System, UI and end-to-end tests
In the hexagonal architecture, end-to-end tests run through the entire system, from the user interface to the database, to order processing and fulfillment. As such, they can exercise a lot of functionality quickly.
End-to-end tests run across the entire user interface (UI). If anything changes at the UI level, a graphical test runs the risk of flagging a false error. The sum of those risks over time creates a new kind of maintenance.
Programmers may need to add testability hooks into the application. Adding UI tests can be expensive over time.
One approach to breaking down UI tests is the DOM-to-database technique. Popularized by Titus Fortner of Sauce Labs, DOM-to-database tests run a sliver of functionality. Those tests are quick to write, quick to run and rarely grow out of date.
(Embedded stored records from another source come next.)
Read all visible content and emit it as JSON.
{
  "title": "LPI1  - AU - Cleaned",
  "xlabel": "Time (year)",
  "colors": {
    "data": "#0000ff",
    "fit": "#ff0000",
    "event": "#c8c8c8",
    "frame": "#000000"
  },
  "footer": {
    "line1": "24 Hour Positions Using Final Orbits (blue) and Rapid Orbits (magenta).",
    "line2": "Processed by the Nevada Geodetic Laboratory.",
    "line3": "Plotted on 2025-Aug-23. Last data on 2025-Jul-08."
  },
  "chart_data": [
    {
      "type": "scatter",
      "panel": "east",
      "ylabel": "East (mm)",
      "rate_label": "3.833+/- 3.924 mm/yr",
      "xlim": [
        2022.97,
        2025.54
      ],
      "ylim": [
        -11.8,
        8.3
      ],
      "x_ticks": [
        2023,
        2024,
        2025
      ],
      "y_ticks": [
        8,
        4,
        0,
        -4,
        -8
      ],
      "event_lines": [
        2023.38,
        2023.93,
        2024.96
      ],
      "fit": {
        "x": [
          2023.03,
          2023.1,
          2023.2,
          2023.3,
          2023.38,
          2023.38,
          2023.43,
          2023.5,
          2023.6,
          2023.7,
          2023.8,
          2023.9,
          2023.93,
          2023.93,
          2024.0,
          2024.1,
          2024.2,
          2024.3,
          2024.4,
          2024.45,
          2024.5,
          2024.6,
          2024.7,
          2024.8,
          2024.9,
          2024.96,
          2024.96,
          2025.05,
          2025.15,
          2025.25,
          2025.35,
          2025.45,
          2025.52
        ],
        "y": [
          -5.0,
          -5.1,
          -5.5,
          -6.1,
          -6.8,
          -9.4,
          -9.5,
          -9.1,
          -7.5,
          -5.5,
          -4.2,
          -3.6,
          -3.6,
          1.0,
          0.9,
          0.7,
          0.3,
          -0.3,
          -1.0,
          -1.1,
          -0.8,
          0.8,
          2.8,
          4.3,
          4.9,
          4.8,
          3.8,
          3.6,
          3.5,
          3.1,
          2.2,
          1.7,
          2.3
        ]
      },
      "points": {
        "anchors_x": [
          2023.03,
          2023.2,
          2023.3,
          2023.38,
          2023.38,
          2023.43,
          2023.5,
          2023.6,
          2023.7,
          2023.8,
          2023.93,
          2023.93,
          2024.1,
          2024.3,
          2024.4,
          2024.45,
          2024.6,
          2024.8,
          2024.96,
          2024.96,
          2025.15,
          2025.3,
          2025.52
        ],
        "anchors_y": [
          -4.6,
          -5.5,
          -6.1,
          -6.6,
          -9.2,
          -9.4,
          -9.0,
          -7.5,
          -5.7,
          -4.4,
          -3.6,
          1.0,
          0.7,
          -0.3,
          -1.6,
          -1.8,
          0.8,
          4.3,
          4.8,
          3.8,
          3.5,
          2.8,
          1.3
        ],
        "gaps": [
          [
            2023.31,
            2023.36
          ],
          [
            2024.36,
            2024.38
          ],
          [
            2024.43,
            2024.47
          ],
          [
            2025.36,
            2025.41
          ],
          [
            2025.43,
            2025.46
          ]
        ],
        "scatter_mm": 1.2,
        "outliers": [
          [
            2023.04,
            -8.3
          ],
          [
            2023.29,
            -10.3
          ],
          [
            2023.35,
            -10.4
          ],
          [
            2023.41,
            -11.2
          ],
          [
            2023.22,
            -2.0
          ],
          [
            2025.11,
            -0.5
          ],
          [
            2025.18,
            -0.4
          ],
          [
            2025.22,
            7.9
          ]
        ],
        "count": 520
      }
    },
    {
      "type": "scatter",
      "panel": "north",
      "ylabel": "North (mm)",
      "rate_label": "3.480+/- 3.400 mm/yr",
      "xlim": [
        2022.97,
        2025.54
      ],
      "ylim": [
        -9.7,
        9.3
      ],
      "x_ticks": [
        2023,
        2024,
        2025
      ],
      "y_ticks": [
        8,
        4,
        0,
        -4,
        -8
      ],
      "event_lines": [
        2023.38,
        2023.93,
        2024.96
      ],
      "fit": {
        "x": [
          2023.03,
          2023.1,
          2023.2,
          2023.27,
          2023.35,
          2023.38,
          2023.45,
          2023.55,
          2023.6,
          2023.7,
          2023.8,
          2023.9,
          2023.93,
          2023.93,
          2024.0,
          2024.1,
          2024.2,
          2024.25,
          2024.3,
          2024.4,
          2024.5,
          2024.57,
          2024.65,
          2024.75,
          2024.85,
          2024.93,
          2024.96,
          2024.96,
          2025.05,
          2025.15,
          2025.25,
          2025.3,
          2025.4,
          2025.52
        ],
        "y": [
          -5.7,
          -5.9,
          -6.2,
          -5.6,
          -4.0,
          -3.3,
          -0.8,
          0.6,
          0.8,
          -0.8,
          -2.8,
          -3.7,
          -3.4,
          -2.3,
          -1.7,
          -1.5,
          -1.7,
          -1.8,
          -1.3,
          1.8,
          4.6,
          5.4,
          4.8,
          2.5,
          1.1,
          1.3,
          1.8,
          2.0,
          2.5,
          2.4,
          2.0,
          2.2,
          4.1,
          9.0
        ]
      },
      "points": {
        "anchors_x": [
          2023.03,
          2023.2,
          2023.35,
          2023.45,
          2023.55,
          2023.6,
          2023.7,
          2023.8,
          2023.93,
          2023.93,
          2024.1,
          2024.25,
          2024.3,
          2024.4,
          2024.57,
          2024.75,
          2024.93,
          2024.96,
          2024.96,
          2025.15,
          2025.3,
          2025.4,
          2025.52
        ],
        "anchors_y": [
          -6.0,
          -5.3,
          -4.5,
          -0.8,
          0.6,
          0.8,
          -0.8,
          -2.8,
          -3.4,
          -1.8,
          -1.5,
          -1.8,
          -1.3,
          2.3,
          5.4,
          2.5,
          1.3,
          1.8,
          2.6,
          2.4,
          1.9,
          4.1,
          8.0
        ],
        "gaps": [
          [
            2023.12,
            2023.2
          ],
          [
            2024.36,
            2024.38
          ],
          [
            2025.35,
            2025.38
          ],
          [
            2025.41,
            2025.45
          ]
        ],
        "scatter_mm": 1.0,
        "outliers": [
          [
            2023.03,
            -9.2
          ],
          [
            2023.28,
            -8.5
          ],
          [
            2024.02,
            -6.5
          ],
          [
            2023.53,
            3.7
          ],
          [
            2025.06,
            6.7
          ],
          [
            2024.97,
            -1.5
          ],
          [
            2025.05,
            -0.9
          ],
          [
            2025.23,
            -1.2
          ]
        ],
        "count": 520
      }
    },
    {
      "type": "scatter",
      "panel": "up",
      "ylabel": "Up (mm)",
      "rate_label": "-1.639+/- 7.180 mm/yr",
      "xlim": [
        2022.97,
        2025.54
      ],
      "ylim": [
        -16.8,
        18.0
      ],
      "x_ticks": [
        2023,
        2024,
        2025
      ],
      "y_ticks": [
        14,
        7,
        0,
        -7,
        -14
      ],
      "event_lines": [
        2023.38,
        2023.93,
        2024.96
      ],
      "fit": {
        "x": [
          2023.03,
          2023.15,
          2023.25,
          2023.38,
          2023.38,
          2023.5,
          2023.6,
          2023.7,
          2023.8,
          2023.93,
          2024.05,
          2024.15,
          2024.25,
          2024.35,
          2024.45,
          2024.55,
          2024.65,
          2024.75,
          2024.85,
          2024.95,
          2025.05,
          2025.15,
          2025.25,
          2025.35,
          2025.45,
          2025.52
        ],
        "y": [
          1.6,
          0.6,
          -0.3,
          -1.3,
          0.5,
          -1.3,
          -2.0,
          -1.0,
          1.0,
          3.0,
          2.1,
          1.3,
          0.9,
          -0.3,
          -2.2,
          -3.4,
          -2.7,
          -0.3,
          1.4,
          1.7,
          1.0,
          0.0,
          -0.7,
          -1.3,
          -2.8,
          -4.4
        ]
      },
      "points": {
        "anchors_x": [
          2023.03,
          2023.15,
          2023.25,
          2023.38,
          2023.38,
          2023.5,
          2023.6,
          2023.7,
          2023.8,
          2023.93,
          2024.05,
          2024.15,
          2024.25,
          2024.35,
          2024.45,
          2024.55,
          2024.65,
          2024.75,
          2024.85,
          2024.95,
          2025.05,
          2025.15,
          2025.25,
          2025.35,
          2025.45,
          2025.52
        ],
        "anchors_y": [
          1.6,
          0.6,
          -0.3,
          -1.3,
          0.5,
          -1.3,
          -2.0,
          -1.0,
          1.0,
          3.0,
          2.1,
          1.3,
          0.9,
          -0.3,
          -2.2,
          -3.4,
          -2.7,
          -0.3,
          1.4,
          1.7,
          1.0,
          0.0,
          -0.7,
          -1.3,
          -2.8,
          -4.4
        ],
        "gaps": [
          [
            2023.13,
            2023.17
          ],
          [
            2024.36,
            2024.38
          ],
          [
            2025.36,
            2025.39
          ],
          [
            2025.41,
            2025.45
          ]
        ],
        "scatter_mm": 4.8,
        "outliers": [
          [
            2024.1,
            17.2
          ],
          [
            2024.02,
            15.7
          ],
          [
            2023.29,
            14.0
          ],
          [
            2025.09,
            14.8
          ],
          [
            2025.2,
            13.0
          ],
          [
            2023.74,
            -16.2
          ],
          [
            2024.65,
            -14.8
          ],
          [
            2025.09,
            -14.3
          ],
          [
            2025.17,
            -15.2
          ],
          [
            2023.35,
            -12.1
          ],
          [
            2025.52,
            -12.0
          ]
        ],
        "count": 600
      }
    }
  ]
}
These tests ensure that the software does what the programmer expects it to, but they cannot handle the case where the programmer misunderstands the requirement. Also, these tests won't help in cases where no one considers how the software should handle certain situations. To reduce that risk, turn to acceptance tests.
Think of acceptance tests as the bare minimum possible for the software to function. Software that passes an acceptance test doesn't necessarily work, but a failed acceptance test definitely means the software does not work.
In Agile software development, a project team defines what acceptance will mean before programmers write code. Having real, working examples is similar to having the quiz questions before you read a textbook. This approach allows programmers to discuss what the software should do, and it prevents entire misunderstandings that lead to errors in the product.
Acceptance tests cross at least two sides of the hexagon. They can often be written in plain language and in a checklist style. Cucumber is a popular open source framework to turn acceptance tests into automated checks. SpecFlow does similar work for .NET software. The trouble here is that teams sometimes create what are essentially system or end-to-end tests with more layers of complexity. The value of acceptance tests is in the conversation. If those discussions aren't happening, automating acceptance will likely limit conversation and shared understanding.
Simple performance tests can be as easy as reusing the UI tests and timing them. When an operation takes too long, send up an alarm. Load testing generally checks system response as the number of users increases. Like security testing, it's a software test method that used to happen at the end of a project. Performance testing is useful because it happens continuously -- or at least frequently enough to predict costs in the cloud. Run the tool for a day in the cloud with a number of daily users, and, if your model of time using the application is accurate, you'll be able to determine the app's per-day cloud cost.
Humans frequently use tools to speed up penetration tests. These tools, such as Nmap, Advanced IP Scanner and Advanced Port Scanner, scan an entire network to find open ports and device signatures. Once you've got a list of IP addresses and open ports and systems, other tools in your test arsenal can try to spot weaknesses. In that sense, penetration testing is highly automated.
Test, but talk first
The ability to design tests, execute them, report, learn and adjust strategy in real time while switching between activities is uniquely human.
A traditional automated test is a test the first time it runs. After that, strictly speaking, that test becomes change detection.
Still, most teams want to do more with test tooling. But where? And what do you do less of in order to do more of something else? At a Scrum cadence, a team can agree to experiment with automating a new type of check, at least for a week or two. Scrum gives teams the tools to create and measure these types of experiments.
Analyze which software testing methods might be practical for your particular projects, form a hypothesis on how to test better, then experiment with it for a sprint or two.